Researchers also found that Venus -- cloaked by perpetual clouds -- rotates in a retrograde direction about once every eight months. That fact was confirmed the next year when JPL's Mariner 2 made the first flyby of Venus in August 1962.

In later years, researchers at other institutions used various other dish antennas around the world to conduct radar studies, among them Lincoln Laboratory in Massachusetts, Jodrell Bank at Manchester in the United Kingdom, and various sites in the Soviet Union.

The largest such dish on Earth -- the Arecibo Observatory in Puerto Rico -- was used by scientists to map the terrain of Mercury, Venus and Mars.

Planets have not been the only targets for radar studies. Using the giant Arecibo dish, researchers have bounced radar off of asteroids to help determine their orbits -- and, in some cases, even their spin rates. Radar was also used to show for the first time that comets have a solid nucleus.

Today the most sensitive radar studies are made not with a single dish antenna but with a network of such antennas arrayed together. In many current experiments, scientists beam a radar signal into space from JPL's Goldstone site in the California desert and receive the bounce hundreds of miles away at the National Radio Astronomy Observatory's Very Large Array in Socorro, New Mexico.

That technique is currently being used by researchers in an attempt to resolve some of the surface features of Saturn's moon Titan. Masked by an opaque haze and orbiting the Sun a billion miles from Earth, Titan appears featureless to telescopes on Earth. Even the instruments of JPL's Voyager spacecraft provided only limited information on the moon during their flybys in 1980 and 1981.

Contrasts in "brightness" of radar echoes received in June 1989 suggest that continents or some similar features may exist in the oceans of ethane that scientists believe may cover the surface of Titan. Although Titan's environment is not hospitable to human-type life, its atmosphere appears rich in organic chemicals like those that led to life on Earth. Scientists are particularly interested in studying Titan to understand better conditions on the early Earth.

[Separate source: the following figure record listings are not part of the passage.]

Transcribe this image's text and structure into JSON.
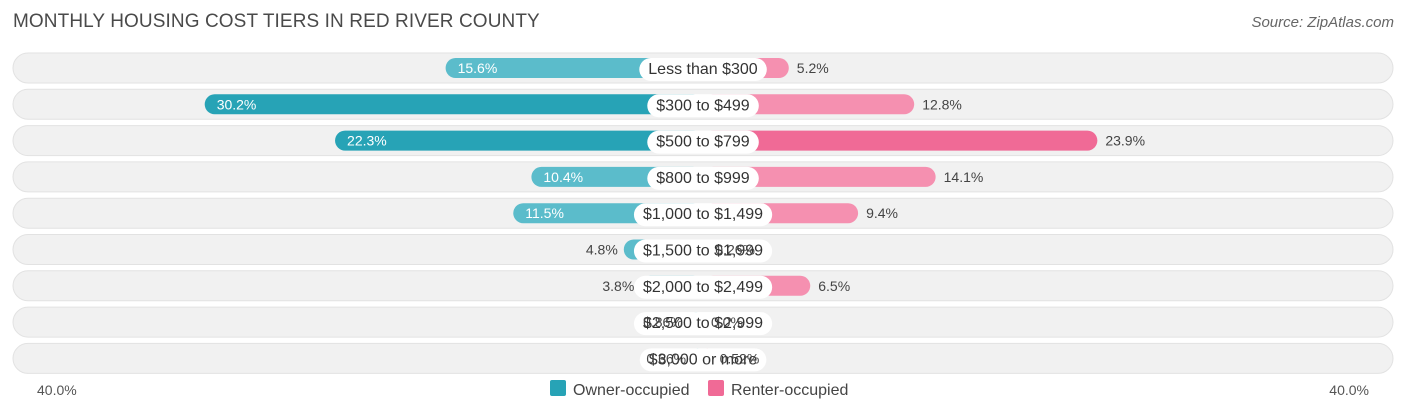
{
  "header": {
    "title": "MONTHLY HOUSING COST TIERS IN RED RIVER COUNTY",
    "source": "Source: ZipAtlas.com"
  },
  "chart_data": {
    "type": "bar",
    "orientation": "horizontal-diverging",
    "title": "MONTHLY HOUSING COST TIERS IN RED RIVER COUNTY",
    "categories": [
      "Less than $300",
      "$300 to $499",
      "$500 to $799",
      "$800 to $999",
      "$1,000 to $1,499",
      "$1,500 to $1,999",
      "$2,000 to $2,499",
      "$2,500 to $2,999",
      "$3,000 or more"
    ],
    "series": [
      {
        "name": "Owner-occupied",
        "values": [
          15.6,
          30.2,
          22.3,
          10.4,
          11.5,
          4.8,
          3.8,
          0.86,
          0.66
        ],
        "labels": [
          "15.6%",
          "30.2%",
          "22.3%",
          "10.4%",
          "11.5%",
          "4.8%",
          "3.8%",
          "0.86%",
          "0.66%"
        ],
        "color": "#5bbccb",
        "color_strong": "#27a3b6"
      },
      {
        "name": "Renter-occupied",
        "values": [
          5.2,
          12.8,
          23.9,
          14.1,
          9.4,
          0.26,
          6.5,
          0.0,
          0.52
        ],
        "labels": [
          "5.2%",
          "12.8%",
          "23.9%",
          "14.1%",
          "9.4%",
          "0.26%",
          "6.5%",
          "0.0%",
          "0.52%"
        ],
        "color": "#f590b0",
        "color_strong": "#f06a96"
      }
    ],
    "axis": {
      "min_label": "40.0%",
      "max_label": "40.0%",
      "max": 40
    },
    "legend": {
      "position": "bottom-center"
    }
  }
}
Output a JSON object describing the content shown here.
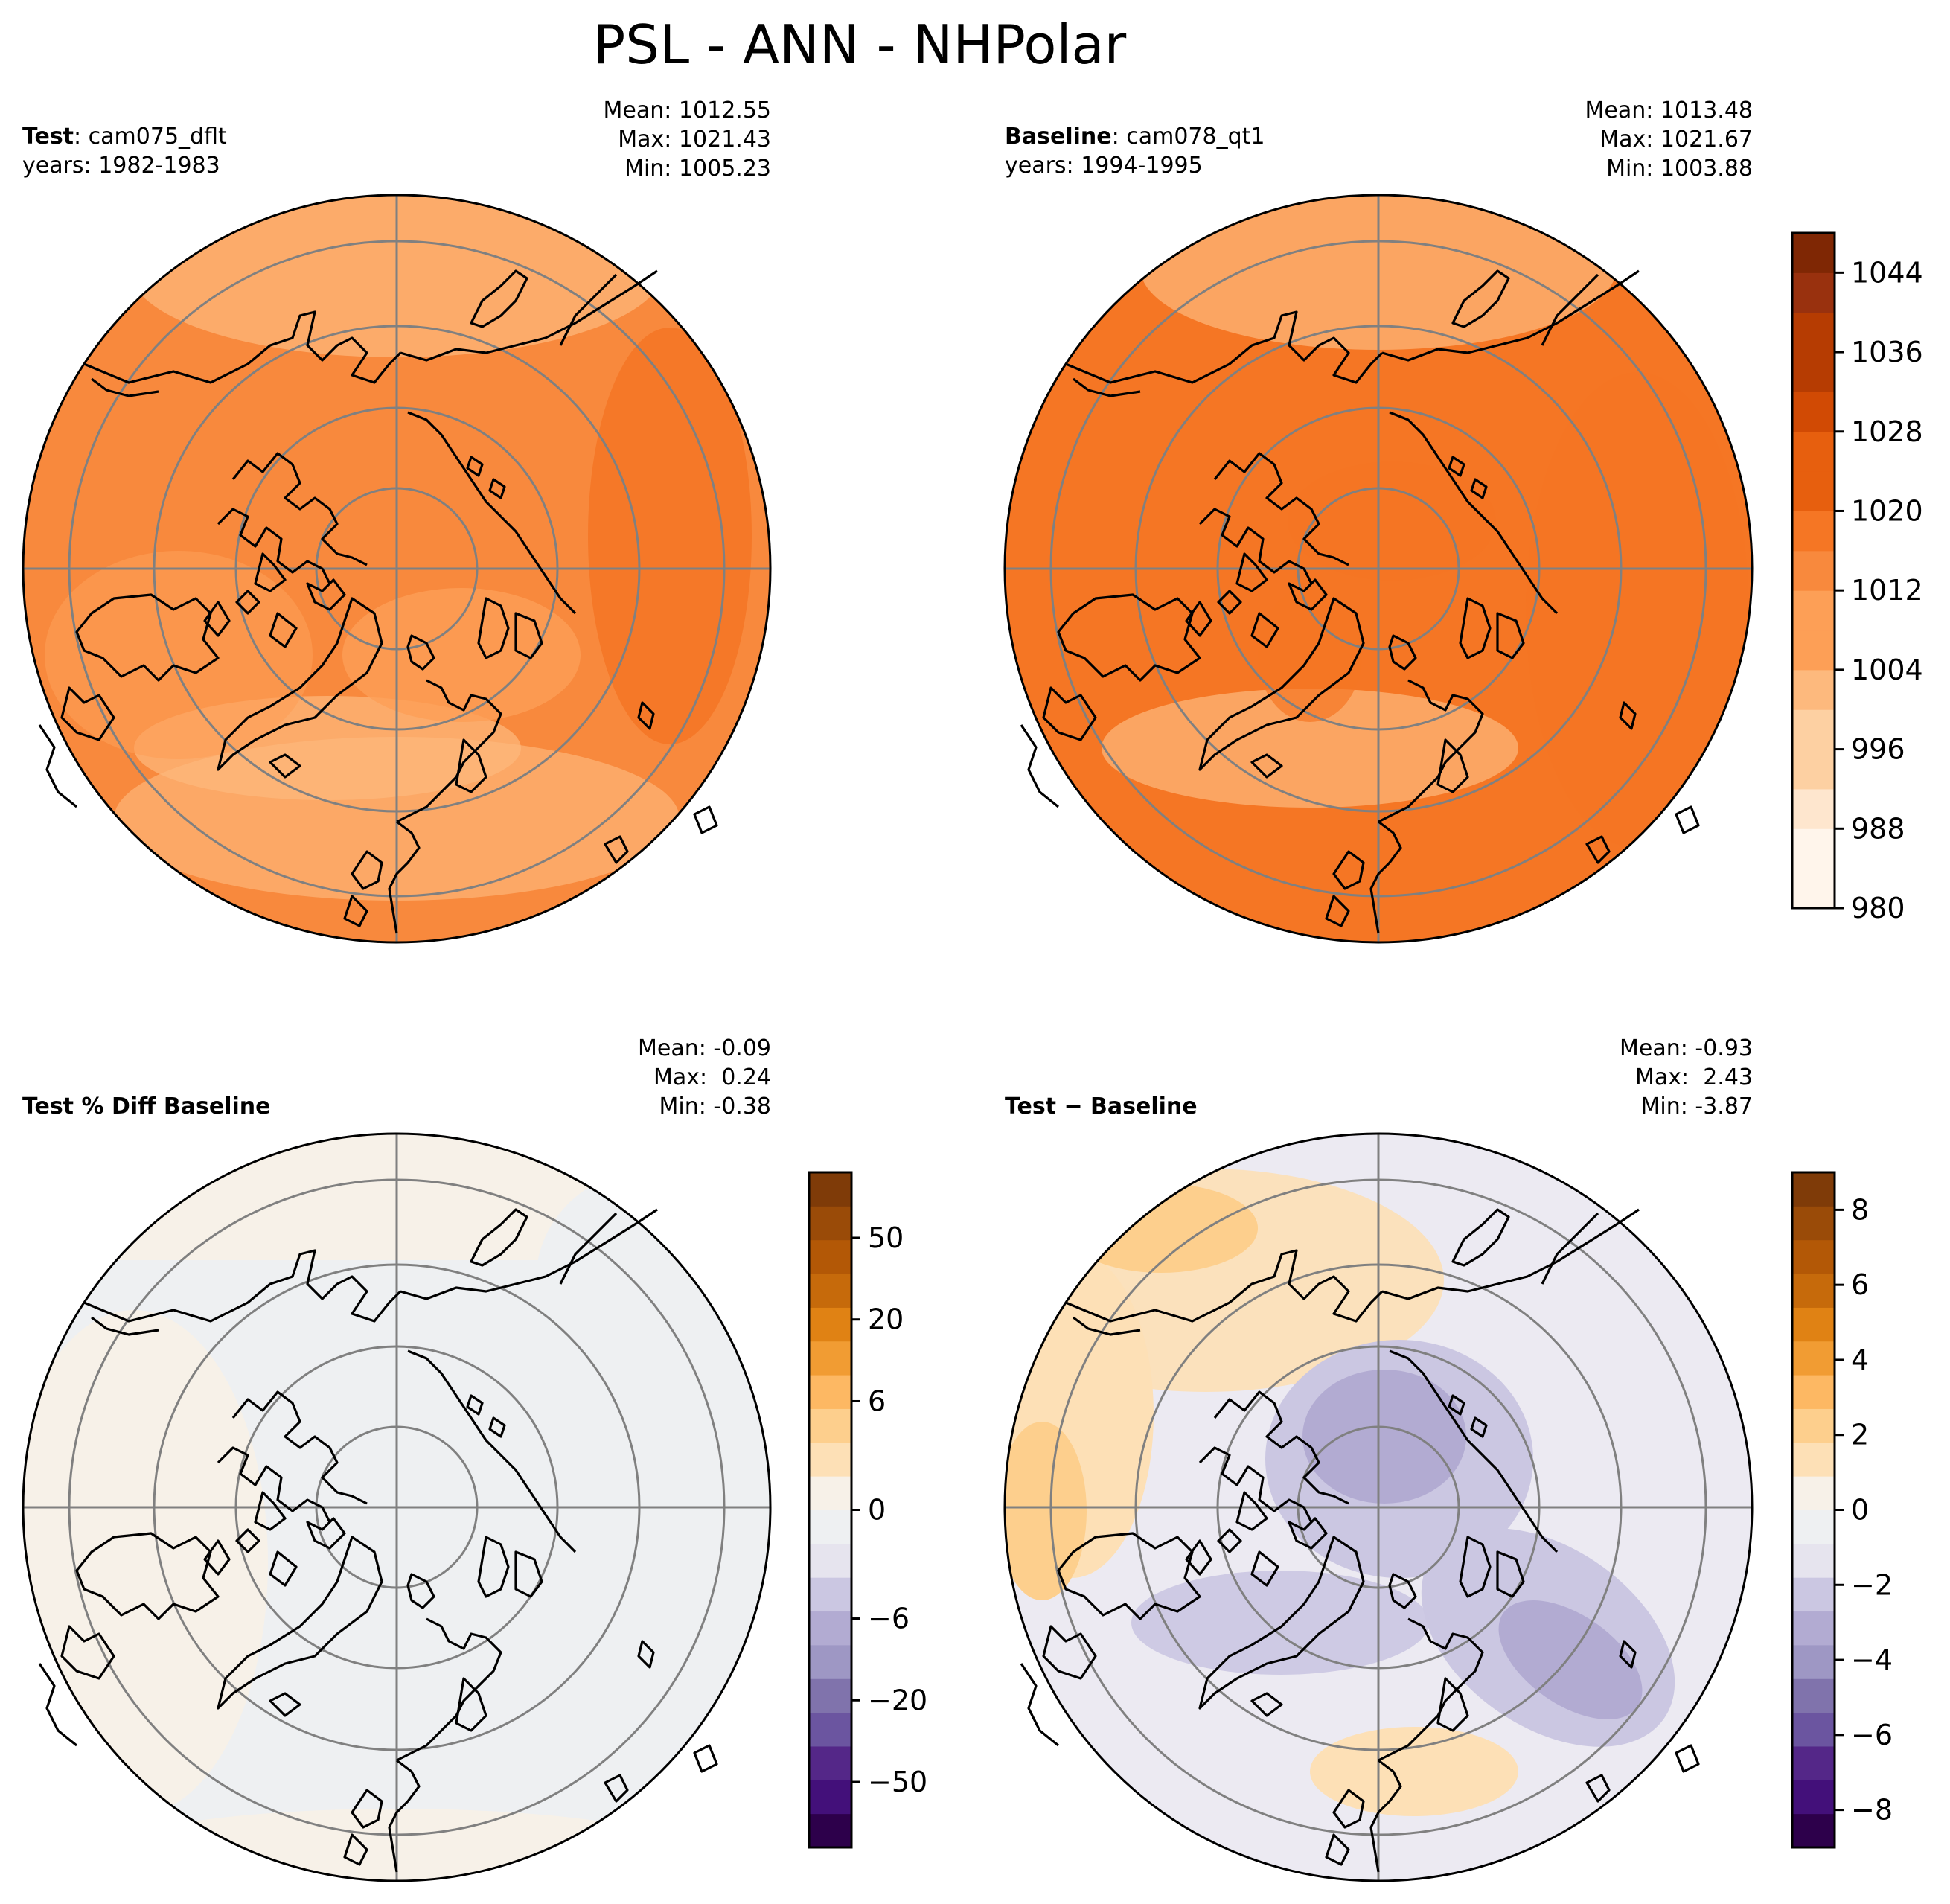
{
  "title": "PSL - ANN - NHPolar",
  "colors": {
    "orange_scale": [
      "#fff5eb",
      "#fee6ce",
      "#fdd0a2",
      "#fdb97d",
      "#fd9f56",
      "#f8893d",
      "#f57624",
      "#e75f0e",
      "#d14a04",
      "#b63c02",
      "#99310e",
      "#7f2704"
    ],
    "diff_scale": [
      "#2d004b",
      "#43107a",
      "#542788",
      "#6b55a0",
      "#8073ac",
      "#9e97c4",
      "#b2abd2",
      "#cbc7e2",
      "#e6e4ee",
      "#eef0f2",
      "#f7f1e8",
      "#fde0b6",
      "#fdcf8d",
      "#fdb863",
      "#f19c33",
      "#e08214",
      "#c66a0b",
      "#b35806",
      "#9a4b08",
      "#7f3b08"
    ],
    "grid": "#808080",
    "coast": "#000000"
  },
  "panels": [
    {
      "id": "test",
      "label_bold": "Test",
      "label_rest": ": cam075_dflt",
      "years": "years: 1982-1983",
      "stats": [
        "Mean: 1012.55",
        "Max: 1021.43",
        "Min: 1005.23"
      ],
      "field_mean_color": "#f8893d"
    },
    {
      "id": "baseline",
      "label_bold": "Baseline",
      "label_rest": ": cam078_qt1",
      "years": "years: 1994-1995",
      "stats": [
        "Mean: 1013.48",
        "Max: 1021.67",
        "Min: 1003.88"
      ],
      "field_mean_color": "#f57624"
    },
    {
      "id": "pctdiff",
      "label_bold": "Test % Diff Baseline",
      "label_rest": "",
      "years": "",
      "stats": [
        "Mean: -0.09",
        "Max:  0.24",
        "Min: -0.38"
      ],
      "field_mean_color": "#eef0f2"
    },
    {
      "id": "diff",
      "label_bold": "Test − Baseline",
      "label_rest": "",
      "years": "",
      "stats": [
        "Mean: -0.93",
        "Max:  2.43",
        "Min: -3.87"
      ],
      "field_mean_color": "#eceaf2"
    }
  ],
  "colorbars": [
    {
      "id": "psl",
      "ticks": [
        "980",
        "988",
        "996",
        "1004",
        "1012",
        "1020",
        "1028",
        "1036",
        "1044"
      ]
    },
    {
      "id": "pct",
      "ticks": [
        "−50",
        "−20",
        "−6",
        "0",
        "6",
        "20",
        "50"
      ]
    },
    {
      "id": "abs",
      "ticks": [
        "−8",
        "−6",
        "−4",
        "−2",
        "0",
        "2",
        "4",
        "6",
        "8"
      ]
    }
  ]
}
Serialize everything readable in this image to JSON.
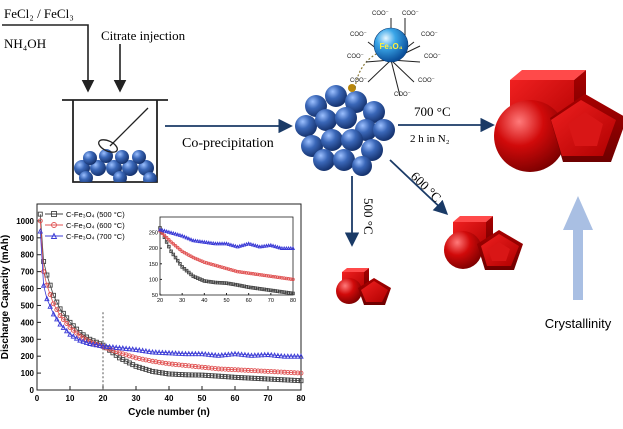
{
  "synthesis": {
    "reagents_line1": "FeCl₂ / FeCl₃",
    "reagents_line2": "NH₄OH",
    "citrate_label": "Citrate injection",
    "coprecip_label": "Co-precipitation",
    "nanoparticle_label": "Fe₃O₄",
    "carboxylate_label": "COO⁻",
    "route_700_temp": "700 °C",
    "route_700_condition": "2 h in N₂",
    "route_600_temp": "600 °C",
    "route_500_temp": "500 °C",
    "crystallinity_label": "Crystallinity"
  },
  "colors": {
    "sphere_blue": "#2f5aa6",
    "red_crystal": "#d40b0b",
    "crystallinity_arrow": "#a9bfe3",
    "series_500": "#444444",
    "series_600": "#e05252",
    "series_700": "#3b3bd6"
  },
  "chart_data": {
    "type": "line",
    "xlabel": "Cycle number (n)",
    "ylabel": "Discharge Capacity (mAh)",
    "xlim": [
      0,
      80
    ],
    "ylim": [
      0,
      1100
    ],
    "xticks": [
      0,
      10,
      20,
      30,
      40,
      50,
      60,
      70,
      80
    ],
    "yticks": [
      0,
      100,
      200,
      300,
      400,
      500,
      600,
      700,
      800,
      900,
      1000
    ],
    "legend_position": "top-left",
    "legend": [
      "C-Fe₃O₄ (500 °C)",
      "C-Fe₃O₄ (600 °C)",
      "C-Fe₃O₄ (700 °C)"
    ],
    "vertical_marker_x": 20,
    "series": [
      {
        "name": "C-Fe₃O₄ (500 °C)",
        "marker": "square",
        "color": "#444444",
        "x": [
          1,
          2,
          3,
          5,
          7,
          10,
          13,
          16,
          20,
          25,
          30,
          35,
          40,
          45,
          50,
          55,
          60,
          65,
          70,
          75,
          80
        ],
        "y": [
          1040,
          760,
          680,
          560,
          480,
          400,
          340,
          300,
          265,
          190,
          140,
          110,
          95,
          90,
          88,
          82,
          75,
          70,
          65,
          60,
          55
        ]
      },
      {
        "name": "C-Fe₃O₄ (600 °C)",
        "marker": "circle",
        "color": "#e05252",
        "x": [
          1,
          2,
          3,
          5,
          7,
          10,
          13,
          16,
          20,
          25,
          30,
          35,
          40,
          45,
          50,
          55,
          60,
          65,
          70,
          75,
          80
        ],
        "y": [
          1000,
          700,
          620,
          510,
          440,
          370,
          320,
          285,
          255,
          220,
          190,
          170,
          155,
          145,
          135,
          125,
          120,
          115,
          110,
          105,
          100
        ]
      },
      {
        "name": "C-Fe₃O₄ (700 °C)",
        "marker": "triangle",
        "color": "#3b3bd6",
        "x": [
          1,
          2,
          3,
          5,
          7,
          10,
          13,
          16,
          20,
          25,
          30,
          35,
          40,
          45,
          50,
          55,
          60,
          65,
          70,
          75,
          80
        ],
        "y": [
          940,
          620,
          540,
          450,
          390,
          330,
          295,
          275,
          260,
          250,
          240,
          225,
          220,
          215,
          215,
          205,
          215,
          205,
          210,
          200,
          200
        ]
      }
    ],
    "inset": {
      "xlim": [
        20,
        80
      ],
      "ylim": [
        50,
        300
      ],
      "xticks": [
        20,
        30,
        40,
        50,
        60,
        70,
        80
      ],
      "yticks": [
        50,
        100,
        150,
        200,
        250
      ]
    }
  }
}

Titan and its parent planet, Saturn, will be the destination of Cassini, a NASA mission with the European Space Agency to be launched in the mid-1990s. Clues from ground-based radar studies may help to shape the investigations that the Cassini spacecraft will carry out.

Speakers at the Pasadena symposium will include:

-- Prof. Solomon W. Golomb, University of Southern California, "The First Touch of Venus";

-- Dr. Donald B. Campbell, Cornell University, "The Exploration of Venus by Radar";

-- Dr. John K. Harmon, Arecibo Observatory, Puerto Rico, "Radar Observations of Mars and Mercury";

-- Dr. Steven J. Ostro, JPL/Caltech, "Asteroid Radar Astronomy";

-- Prof. Von R. Eshelman, Center for Radar Astronomy, Stanford University, "Early Radar Astronomy at Stanford";

-- Prof. Duane O. Muhleman, Caltech, "Goldstone-Very Large Array Observations of Titan."

JPL's ground-based radar studies are sponsored by NASA's Office of Space Science and Applications with support from the Office of Space Operations.